Некоторое участие в богоугодных делах принимала и моя жена. Ей нравилось раздавать медяки нищим на паперти церкви, однако более серьезные расходы она не одобряла, напоминая мне о разумной бережливости. Я не возражал ей, но думал про себя, что наряды Бланш, которые она продолжала заказывать у парижского портного, стоили столько, сколько хватило бы на год сытой жизни для целой деревни.
…Да, каждый понимает христианский долг милосердия по-своему. Для Бланш медяки, розданные нищим, были достаточной искупительной жертвой перед Господом, – проговорил Робер, глядя на погасшие угли в камине. – К сожалению, не только в этом заключались наши с ней разногласия: с некоторых пор меня стало беспокоить её поведение.
Я вам рассказывал, что перед походом на Восток почитание «дамы сердца» и воспевание любви носило у нас возвышенный характер, поэтому, приехав в Париж, я был поражён, что здесь «дама сердца» прославляется прежде всего за её телесные прелести и за доступность. Но пока я находился на Востоке, городские веяния достигли и нашей глуши. «То что раньше считалось пороками, стало нормой жизни», – сказал бы Сенека. Легкомысленное ухаживание за дамами, настойчивость в достижении телесной близости, похвальба своими любовными победами стали неотъемлемой частью жизни молодых людей. Брак подвергался осмеянию, муж-рогоносец сделался любимым комическим персонажем, а изменщица-жена прославлялась за хитрость, с которой обманывала мужа. В какой-то мере это была расплата за браки без любви, за браки, совершаемые по расчёту или из тщеславия, а таких у нас, признаться, было большинство.

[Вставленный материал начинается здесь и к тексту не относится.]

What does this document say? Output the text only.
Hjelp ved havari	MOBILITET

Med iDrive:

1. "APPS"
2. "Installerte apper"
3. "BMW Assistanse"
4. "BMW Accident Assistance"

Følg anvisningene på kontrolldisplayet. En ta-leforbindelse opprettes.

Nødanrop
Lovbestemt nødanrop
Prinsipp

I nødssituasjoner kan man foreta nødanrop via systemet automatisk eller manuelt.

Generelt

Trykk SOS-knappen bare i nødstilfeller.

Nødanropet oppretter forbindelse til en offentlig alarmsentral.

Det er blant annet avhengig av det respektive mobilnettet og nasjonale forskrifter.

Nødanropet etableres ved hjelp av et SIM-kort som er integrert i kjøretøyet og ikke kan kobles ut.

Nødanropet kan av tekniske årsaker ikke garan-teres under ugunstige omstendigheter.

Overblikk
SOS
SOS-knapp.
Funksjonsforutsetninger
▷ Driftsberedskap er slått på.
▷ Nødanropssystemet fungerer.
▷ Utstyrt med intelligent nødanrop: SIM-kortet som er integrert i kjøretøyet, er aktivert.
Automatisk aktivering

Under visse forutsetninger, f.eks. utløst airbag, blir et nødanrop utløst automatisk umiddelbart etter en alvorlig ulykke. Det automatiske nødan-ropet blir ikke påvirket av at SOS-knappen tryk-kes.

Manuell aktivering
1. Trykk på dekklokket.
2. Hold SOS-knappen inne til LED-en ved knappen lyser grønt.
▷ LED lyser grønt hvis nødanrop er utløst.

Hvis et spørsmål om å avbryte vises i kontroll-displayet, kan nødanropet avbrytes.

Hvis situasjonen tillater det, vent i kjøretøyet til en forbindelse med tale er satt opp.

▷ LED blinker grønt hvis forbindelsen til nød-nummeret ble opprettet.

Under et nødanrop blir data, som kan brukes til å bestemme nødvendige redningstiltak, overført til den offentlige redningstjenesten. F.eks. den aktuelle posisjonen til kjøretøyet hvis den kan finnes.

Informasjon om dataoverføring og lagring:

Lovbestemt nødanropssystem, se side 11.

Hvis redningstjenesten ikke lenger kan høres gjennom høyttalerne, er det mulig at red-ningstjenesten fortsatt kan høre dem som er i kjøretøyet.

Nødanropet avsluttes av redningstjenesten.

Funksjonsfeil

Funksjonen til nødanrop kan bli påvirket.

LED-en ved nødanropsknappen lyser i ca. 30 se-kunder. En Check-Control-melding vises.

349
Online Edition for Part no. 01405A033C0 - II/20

Однако мой брак к ним не относился. Я женился на Бланш исключительно по любви: я мог найти себе более выгодную партию; я мог найти и более красивую девушку, при этом свежую и юную, не хуже Бланш. К тому же, с моей стороны не было никакого принуждения, никто не неволил её идти за меня: наш союз скрепляло сердечное согласие. Я думал, что наш брак, таким образом, надёжно защищён от насмешек, а уж тем более от грубого вторжения в священные отношения мужа и жены.
Я был наивен, как мальчишка. Кому какое дело было до того, что я женился по любви и Бланш вышла за меня по доброй воле, – в глазах последователей новых веяний я ничем не отличался от других старых богатых синьоров, взявших за себя юную девицу из побуждений сладострастия или честолюбия! Моя жена являлась в глазах просвещенного общества жертвой роковых обстоятельств, рабой жестоких порядков, а её любовь вне брака заранее извинялась как благородный и оправданный бунт против насилия над любовью вообще.
Здесь всё зависело теперь от самой Бланш: сможет ли она противиться этим настойчивым призывам согрешить, или она поддастся им, и надо было обладать недюжинной нравственной силой, независимостью ума и характера, а главное, большой любовью к мужу, чтобы устоять.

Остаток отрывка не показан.